Bugünkü Yazarlar Tüm Yazarlar
Sadi SOMUNCUOĞLU
Sadi SOMUNCUOĞLU

Gerçek tehlike bu siyasette

Irkçı/bölücü hain terörle mücadelede, geldiğimiz noktayı tespite ve hesabı doğru yapmaya ihtiyacımız vardır. Malum; 15.08.1984’te başlayan terör saldırısının üzerinden 30 yıl 5 ay geçti. Kanlı terör, 1999’da kesin olarak yenilip dağıtılmıştı. Sonra aradan 12 yıl 3 ay geçti. Bu arada, ne demekse, yok edilen terörü yeniden yok etmeye (!) ihtiyaç duyulmuş olacak ki, “demokratikleşme!” ve “özgürleşme!” oyunları başladı. “Demokratikleşme ve özgürleşmek!” için de, Anayasadan Türk adı çıkarılarak, milli devleti tasfiye edip, kimliksiz bir ortaklık devletinin (egemenliğin bölüşüldüğü) kurulması gerekiyordu. Bu yolda bölücü örgütün partisiyle el ele vererek, cüretkâr kavgalar yapıldı, ama olmadı. Vazgeçmediler; Türk seçmeninden, Haziran 2015 seçimlerinde anayasayı değiştirecek oy almaya çalışılmaktadırlar.

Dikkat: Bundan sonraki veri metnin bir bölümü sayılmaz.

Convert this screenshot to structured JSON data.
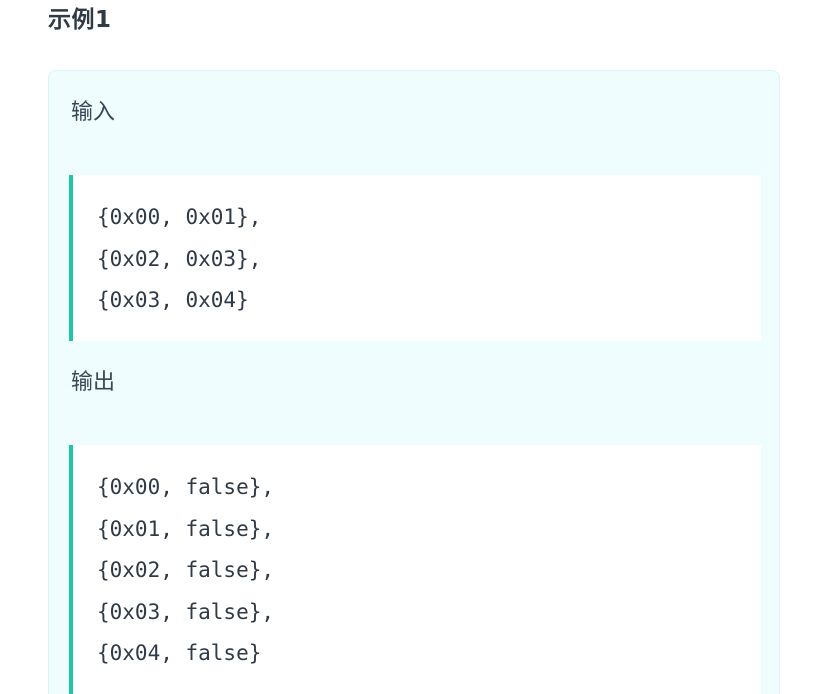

Devam edelim. Şimdi de; ırkçı terörün yoğunlaştığı bölgemizde neler oluyor, bunları Türk kamuoyu nasıl algılıyor, milyonlarca kardeşimiz olanı biteni nasıl değerlendiriyor anlamaya çalışalım. Bunun için yapılan araştırmalardan, bölgenin il ve ilçesinden gelenlerden aldığımız bilgilerden ve medya haberlerinden yararlanacağız.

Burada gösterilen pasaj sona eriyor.